Input: nums = [2, 7, 11, 15], target = 9  
Output: [0, 1]

Explanation: Because nums[0] + nums[1] == 9, we return [0, 1].

Brute Force Approach (Not Recommended)

We can use two loops to check every pair of numbers, but this takes O(n²) time. It works, but it's not efficient for large inputs.

go

func twoSum(nums []int, target int) []int {
    for i := 0; i < len(nums); i++ {
        for j := i + 1; j < len(nums); j++ {
            if nums[i]+nums[j] == target {
                return []int{i, j}
            }
        }
    }
    return nil
}

Optimized Approach using Hash Map (Recommended)

To achieve O(n) time complexity, we can use a hash map to store the numbers we've already seen and their indices.

Algorithm Explanation:

1. Create an empty map seen to store number → index pairs.
2. Loop through the array:

• For each element num, compute its complement: target - num.
• Check if the complement exists in the map.
• If it does, return the current index and the index of the complement.
• If not, store num and its index in the map.

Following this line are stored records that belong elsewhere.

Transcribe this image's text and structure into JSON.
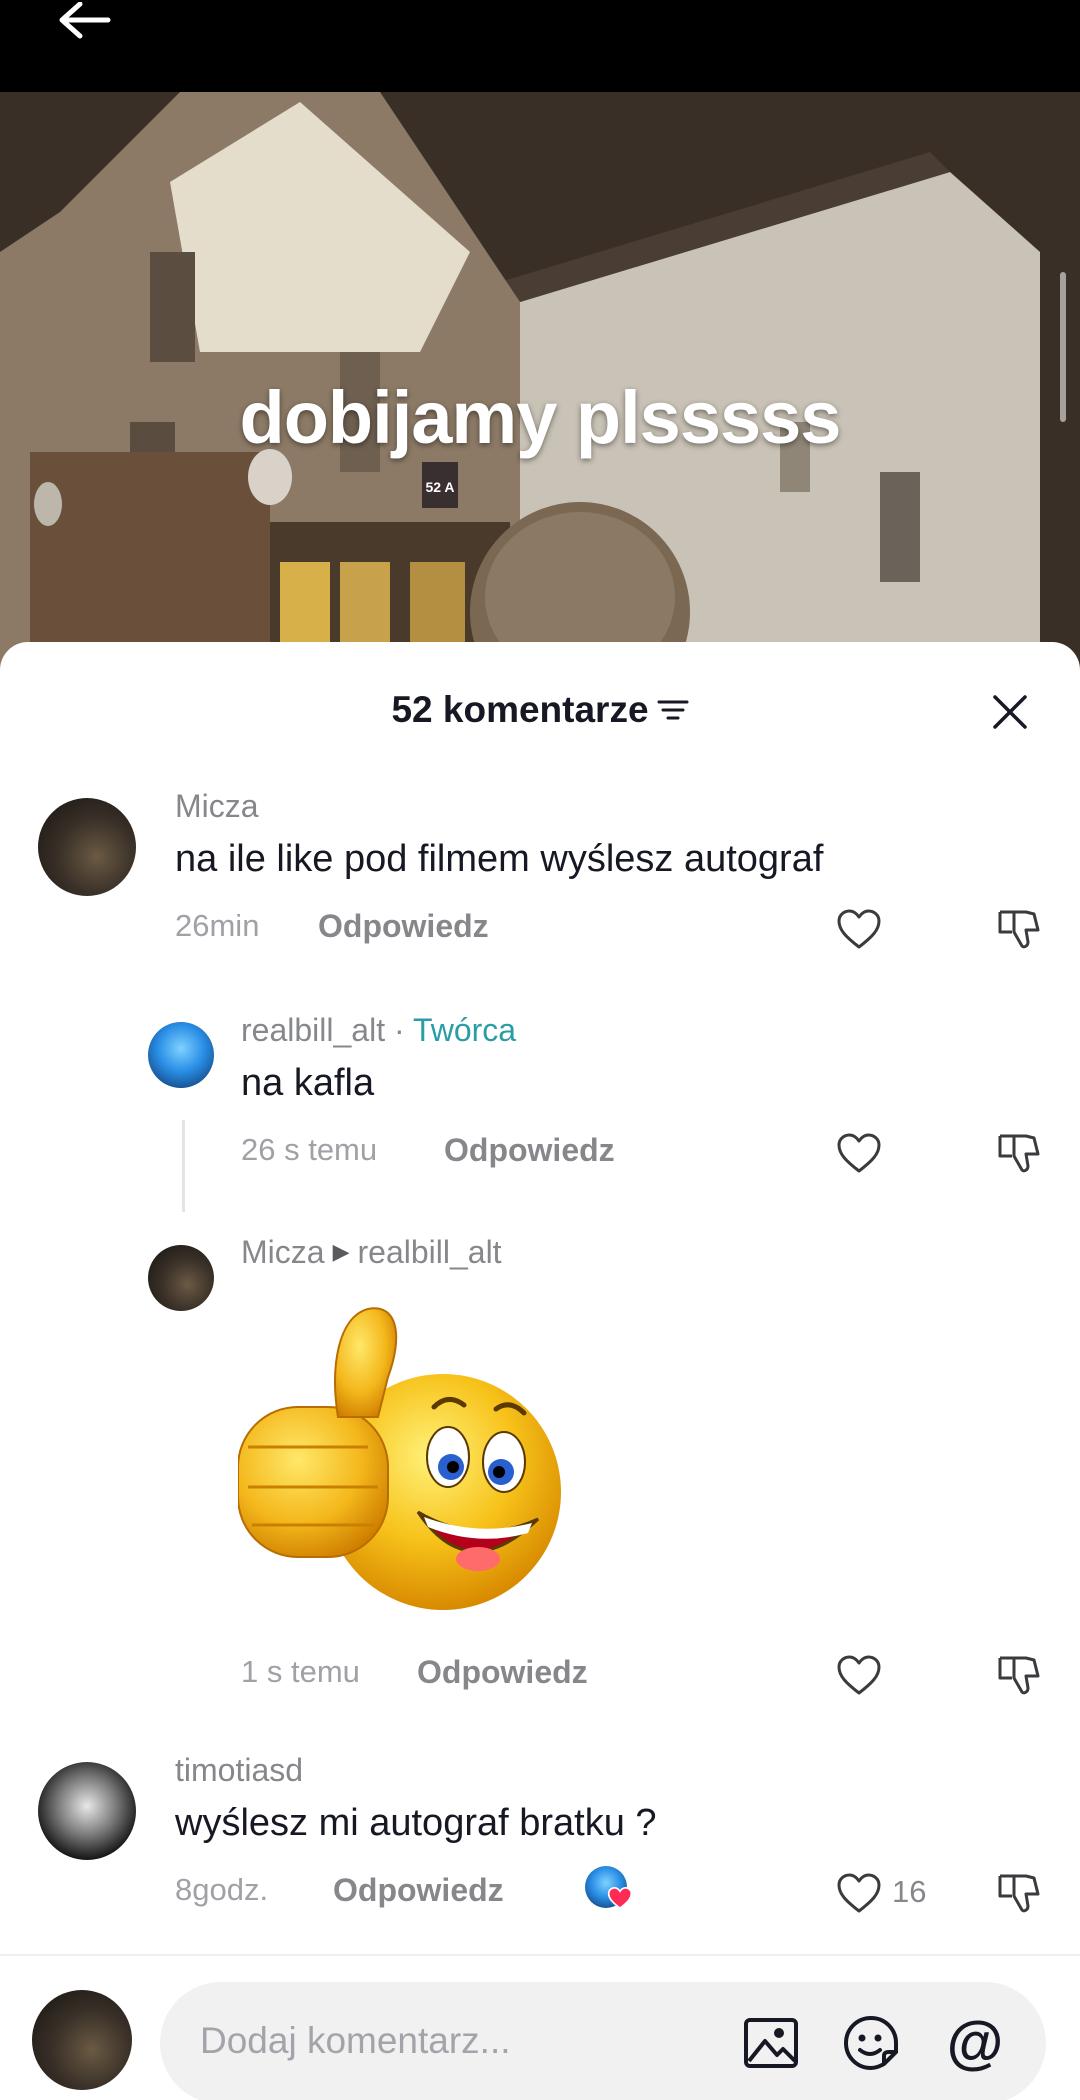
{
  "video": {
    "caption": "dobijamy plsssss",
    "sign_number": "52 A"
  },
  "sheet": {
    "title": "52 komentarze"
  },
  "comments": [
    {
      "username": "Micza",
      "text": "na ile like pod filmem wyślesz autograf",
      "time": "26min",
      "reply_label": "Odpowiedz"
    },
    {
      "username": "realbill_alt",
      "separator": " · ",
      "creator_label": "Twórca",
      "text": "na kafla",
      "time": "26 s temu",
      "reply_label": "Odpowiedz"
    },
    {
      "username": "Micza",
      "reply_to": "realbill_alt",
      "time": "1 s temu",
      "reply_label": "Odpowiedz"
    },
    {
      "username": "timotiasd",
      "text": "wyślesz mi autograf bratku ?",
      "time": "8godz.",
      "reply_label": "Odpowiedz",
      "likes": "16"
    }
  ],
  "composer": {
    "placeholder": "Dodaj komentarz..."
  },
  "icons": {
    "back": "arrow-left-icon",
    "sort": "sort-icon",
    "close": "close-icon",
    "like": "heart-icon",
    "dislike": "thumbs-down-icon",
    "image": "image-icon",
    "emoji": "emoji-icon",
    "mention": "at-icon"
  },
  "colors": {
    "creator_accent": "#2b9da5",
    "liked_heart": "#fe2c55"
  }
}
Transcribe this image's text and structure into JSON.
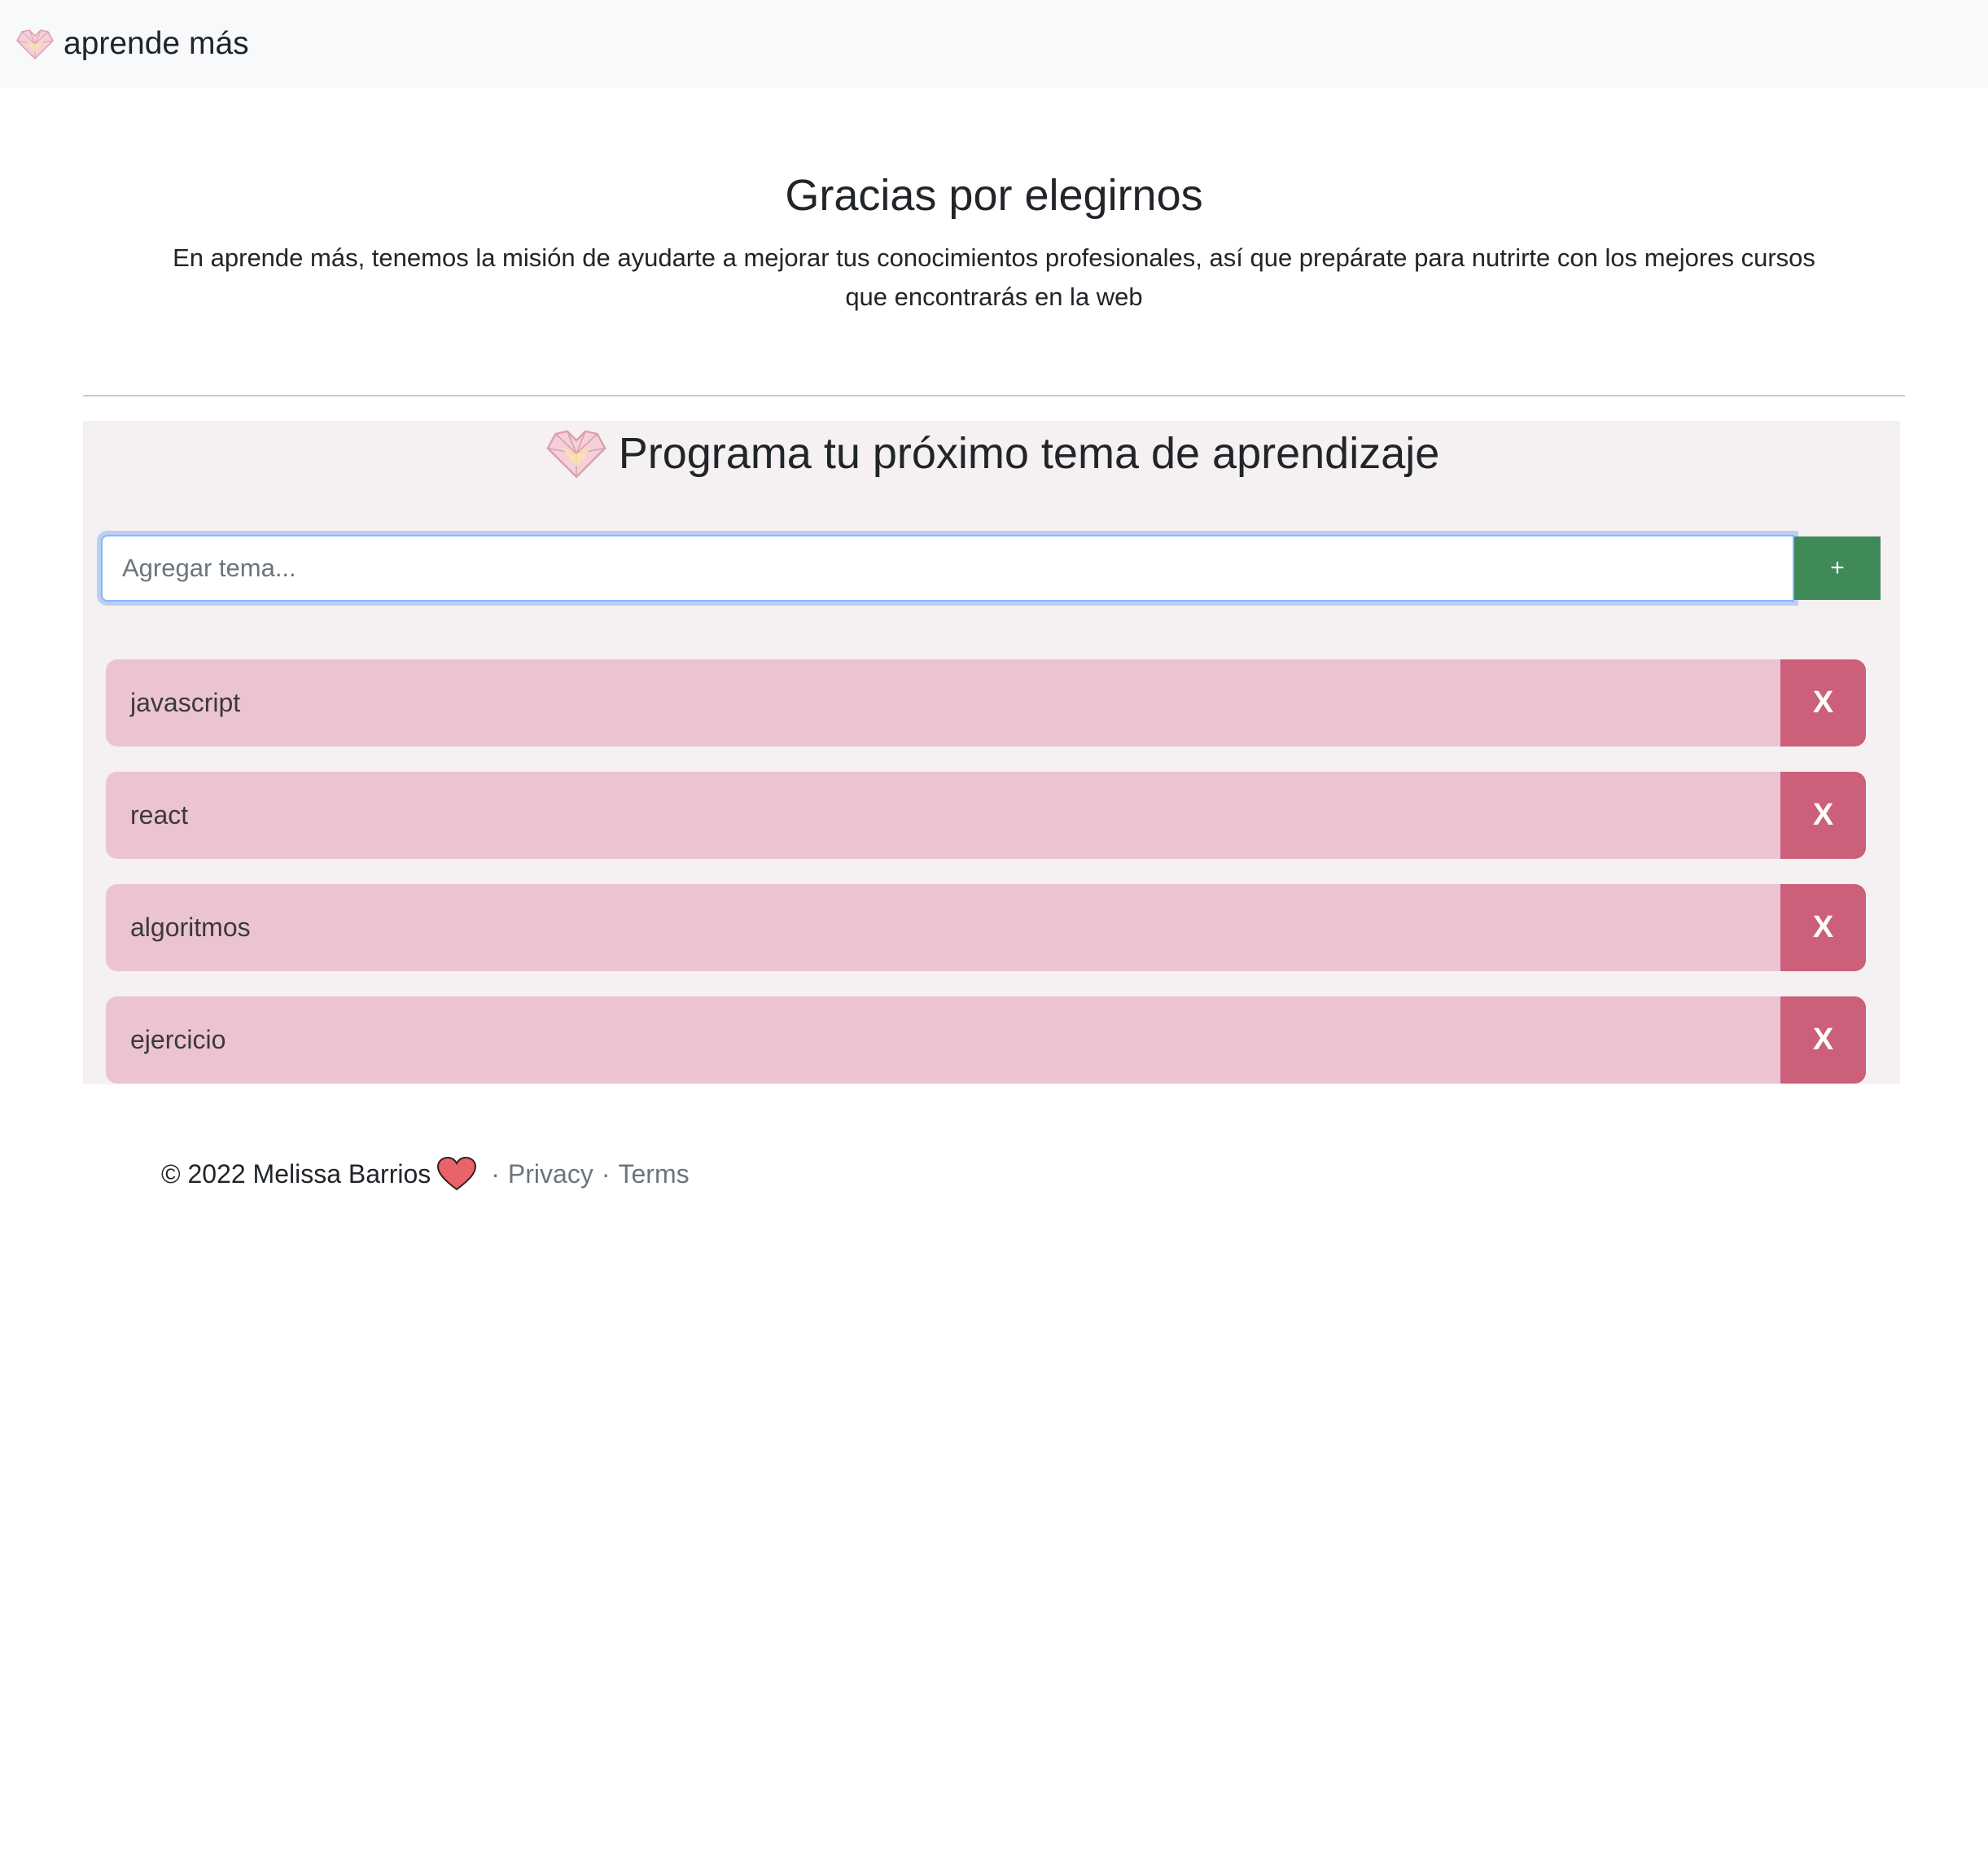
{
  "navbar": {
    "brand_label": "aprende más",
    "logo_icon": "gem-heart-icon"
  },
  "hero": {
    "title": "Gracias por elegirnos",
    "description": "En aprende más, tenemos la misión de ayudarte a mejorar tus conocimientos profesionales, así que prepárate para nutrirte con los mejores cursos que encontrarás en la web"
  },
  "planner": {
    "title": "Programa tu próximo tema de aprendizaje",
    "input_placeholder": "Agregar tema...",
    "input_value": "",
    "add_button_label": "+",
    "delete_button_label": "X",
    "topics": [
      {
        "label": "javascript"
      },
      {
        "label": "react"
      },
      {
        "label": "algoritmos"
      },
      {
        "label": "ejercicio"
      }
    ]
  },
  "footer": {
    "copyright": "© 2022 Melissa Barrios",
    "separator": "·",
    "privacy_label": "Privacy",
    "terms_label": "Terms",
    "heart_icon": "heart-icon"
  },
  "colors": {
    "navbar_bg": "#f8f9fa",
    "planner_bg": "#f5f0f1",
    "topic_bg": "#ecc4d1",
    "delete_bg": "#cc5f79",
    "add_bg": "#3f8a58",
    "link": "#6c757d"
  }
}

1. Return an empty array if no solution is found (though per problem statement, there is always one).

Go Implementation

go

package main

import (
    "fmt"
)

func twoSum(nums []int, target int) []int {
    seen := make(map[int]int) // value -> index

    for i, num := range nums {
        complement := target - num
        if index, found := seen[complement]; found {
            return []int{index, i}
        }
        seen[num] = i
    }

    return nil
}

func main() {
    nums := []int{2, 7, 11, 15}
    target := 9
    result := twoSum(nums, target)
    fmt.Println("Indices:", result)
}

Time and Space Complexity

• Time Complexity: O(n) — We traverse the list only once.
• Space Complexity: O(n) — At most, we store all n elements in the hash map.

Key Takeaways

• Using a hash map makes it easy to look up previously seen numbers in constant time.
• This approach is optimal for this problem and commonly used in interviews.
• Understanding the "Two Sum" problem helps in solving more complex variations such as "3Sum", "4Sum", etc.